PLace

Rantiya

Place
Rantiya — رَنْتِيَة
District
Lydda
Subdistrict
Jaffa
Average Elevation
50 m
Distance from Jaffa
16 km
Population
Year Arab Total
1931 411
1944/45 590 590
Land Ownership (1944/45) in dunums
Year Arab Jewish Public Total
1944/45 4155 142 92 4389
Land Use (1944/45) in dunums
Use Arab Jewish Public Total
Non-Cultivable & Built-up (Total)
Use Arab Public Total
Built-up 13 13
Non-Cultivable 20 92 112
33 92 125 (3%)
Cultivable (Total)
Use Arab Jewish Total
Citrus and Bananas 505 505
Plantation and Irrigable 99 120 219
Cereal 3518 22 3540
4122 142 4264 (97%)
Number of Houses (1931)
105

The village was situated on a level portion of the central coastal plain, linked by a secondary road to a nearby highway that led to Jaffa and Lydda. The Lydda–Haifa railway line ran 1.5 km east of it. During the Roman period it was known as Rantia; later, the Crusaders called it Rentie. In 1596, Rantiya was a village in the nahiya of Ramla (liwa' of Gaza) with a population of 132. It paid taxes on a number of crops, including wheat, barley, fruit, and sesame, as well as on other types of property, such as goats and beehives. In the late nineteenth century, Rantiya was a small village built of adobe brick. At that time, a main road passed right next to it. Its population was predominantly Muslim.
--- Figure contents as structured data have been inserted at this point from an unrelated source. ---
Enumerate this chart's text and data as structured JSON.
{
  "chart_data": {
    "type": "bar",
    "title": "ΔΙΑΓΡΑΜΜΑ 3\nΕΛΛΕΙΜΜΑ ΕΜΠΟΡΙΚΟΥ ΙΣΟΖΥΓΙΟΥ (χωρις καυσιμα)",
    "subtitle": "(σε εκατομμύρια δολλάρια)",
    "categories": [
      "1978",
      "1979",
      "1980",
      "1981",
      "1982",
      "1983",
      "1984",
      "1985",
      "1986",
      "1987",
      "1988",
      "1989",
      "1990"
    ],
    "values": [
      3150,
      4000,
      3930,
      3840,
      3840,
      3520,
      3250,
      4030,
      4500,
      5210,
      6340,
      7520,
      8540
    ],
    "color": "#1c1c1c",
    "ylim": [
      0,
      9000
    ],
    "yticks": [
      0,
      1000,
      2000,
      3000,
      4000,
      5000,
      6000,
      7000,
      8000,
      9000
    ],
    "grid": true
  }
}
During the Mandate period, Rantiya was laid out in a rectangular plan along a north-south axis; its houses were built of stone and adobe. It had an elementary school that was started by a teacher in 1931 as a private institution; in 1947, it became a public school, and had forty-five students. Education was financed by the villagers themselves. The village also had a mosque and a handful of shops. The residents relied mainly on the neighboring villages of al-'Abbasiyya (Jaffa sub-disctrict) and al-Muzayri'a (Ramla sub-disctrict) for services and for marketing their agricultural produce, including grain, vegetables, and fruit. In 1944/45 a total of 505 dunums was devoted to citrus and bananas and 3,518 dunums were allotted to cereals; 99 dunums were irrigated or used for orchards. The people of Rantiya irrigated their crops with water from the dozens of artesian wells that they had dug to the east and south.

Israeli sources report two attacks on this village. The first occurred on 28 April 1948, in the wake of the Irgun attacks on Jaffa and the 'clearing' of the area around the city (see Bayt Dajan, Jaffa sub-disctrict), according to Israeli historian Benny Morris. He implies that Zionist forces did not maintain a foothold in the village, since a second assault was made during Operation Dani (see Abu al-Fadl, Ramla sub-disctrict) in early July. Striking at Rantiya before dawn on 10 July, Israeli forces 'cut deeply into Arab territory' on the central front in an effort to envelop Ramla and Lydda, according to the New York Times. In the first stages of that operation, described in the History of the War of Independence, Rantiya was overrun by a composite force consisting of jeeps and armored vehicles of the Palmach's Eighth Armored Brigade and the Third infantry Battalion of the Alexandroni Brigade. These two forces occupied Rantiya, along with a string of other villages in the northern approaches to Lydda and Ramla, while another Israeli force advanced along a southern axis.

Three settlements were established in 1949 on village lands: Mazor (143161), Nofekh (142161), and Rinnatya (143161). The settlement of Be'erot Yitzchaq (141160), built in 1948 southwest of the site, is not on village lands.

Three deserted houses, standing amid weeds, tall wild grasses, and the debris of several other houses, are all that remains of the village. Two of the deserted houses are made of stone, the third of concrete. All have rectangular doors and windows. Two of them have flat roofs; the third may have had a gabled roof. Cactuses, castor-oil (ricinus) plants, and eucalyptus, cypress, and fig trees further mark the site. Some of the surrounding land is covered by the buildings of the Israeli settlements, but other parts are cultivated.